La vice-présidente Dominique Labelle a rappelé les difficultés rencontrées avec le fonctionnement actuel. Le service impose en effet une permanence « sept jours sur sept et vingt-quatre heures sur vingt-quatre ». À cela s’ajoutent des obligations réglementaires importantes : les agents appelés à assurer les remplacements doivent suivre une formation certifiante de 300 heures, complétée par un stage en entreprise spécialisée. Pour garantir la continuité du service, la collectivité devrait former au moins trois agents, une organisation jugée difficilement soutenable.
Un contrôle conservé par la collectivité
Avec ce nouveau mode de gestion, le futur délégataire prendra en charge l’exploitation complète du site : accueil des familles et des professionnels, gestion des salons et de la salle de cérémonie, entretien des locaux, maintenance des équipements, administration et gestion du personnel. De son côté, la communauté de communes conservera la maîtrise de la tarification et un pouvoir de contrôle grâce à des rapports annuels.

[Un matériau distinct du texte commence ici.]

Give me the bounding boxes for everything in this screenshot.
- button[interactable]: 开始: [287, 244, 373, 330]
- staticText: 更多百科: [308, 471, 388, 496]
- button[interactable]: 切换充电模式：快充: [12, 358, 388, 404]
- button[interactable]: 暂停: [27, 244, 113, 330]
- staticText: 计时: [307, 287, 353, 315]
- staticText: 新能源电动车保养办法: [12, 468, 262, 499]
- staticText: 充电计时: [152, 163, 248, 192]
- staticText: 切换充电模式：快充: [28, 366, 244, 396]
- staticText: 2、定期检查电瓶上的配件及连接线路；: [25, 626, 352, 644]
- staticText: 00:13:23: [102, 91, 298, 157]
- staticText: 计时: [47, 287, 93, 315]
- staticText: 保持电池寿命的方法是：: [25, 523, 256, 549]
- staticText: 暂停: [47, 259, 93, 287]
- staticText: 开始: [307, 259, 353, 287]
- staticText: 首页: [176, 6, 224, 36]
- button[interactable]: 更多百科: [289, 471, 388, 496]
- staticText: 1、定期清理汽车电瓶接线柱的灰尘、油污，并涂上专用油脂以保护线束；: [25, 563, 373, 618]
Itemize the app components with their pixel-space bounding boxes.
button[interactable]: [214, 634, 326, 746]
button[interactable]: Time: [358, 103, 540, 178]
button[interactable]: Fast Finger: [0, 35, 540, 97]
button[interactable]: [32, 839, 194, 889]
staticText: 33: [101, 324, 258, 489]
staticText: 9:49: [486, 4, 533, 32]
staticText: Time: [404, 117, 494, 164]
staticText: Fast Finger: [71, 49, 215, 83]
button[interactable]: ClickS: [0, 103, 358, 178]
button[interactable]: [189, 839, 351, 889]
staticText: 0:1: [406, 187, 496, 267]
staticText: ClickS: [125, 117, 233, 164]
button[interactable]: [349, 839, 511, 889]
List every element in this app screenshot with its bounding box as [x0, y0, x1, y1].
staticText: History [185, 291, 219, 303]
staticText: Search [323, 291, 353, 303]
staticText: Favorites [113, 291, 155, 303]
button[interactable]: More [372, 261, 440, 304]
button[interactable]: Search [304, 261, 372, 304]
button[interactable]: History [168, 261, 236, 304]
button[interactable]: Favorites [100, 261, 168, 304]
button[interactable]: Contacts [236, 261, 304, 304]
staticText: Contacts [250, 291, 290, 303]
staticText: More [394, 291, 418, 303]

Interrogée en séance sur les conséquences de cette évolution, la présidente a rappelé que l’objectif restait de « continuer à rendre le service de manière correcte, respectueuse des familles ». Elle a également indiqué qu’il était probable que les opérateurs funéraires utilisant déjà l’équipement répondent à l’appel à concurrence. Le comité social territorial avait auparavant rendu un avis favorable à l’unanimité sur ce changement d’organisation.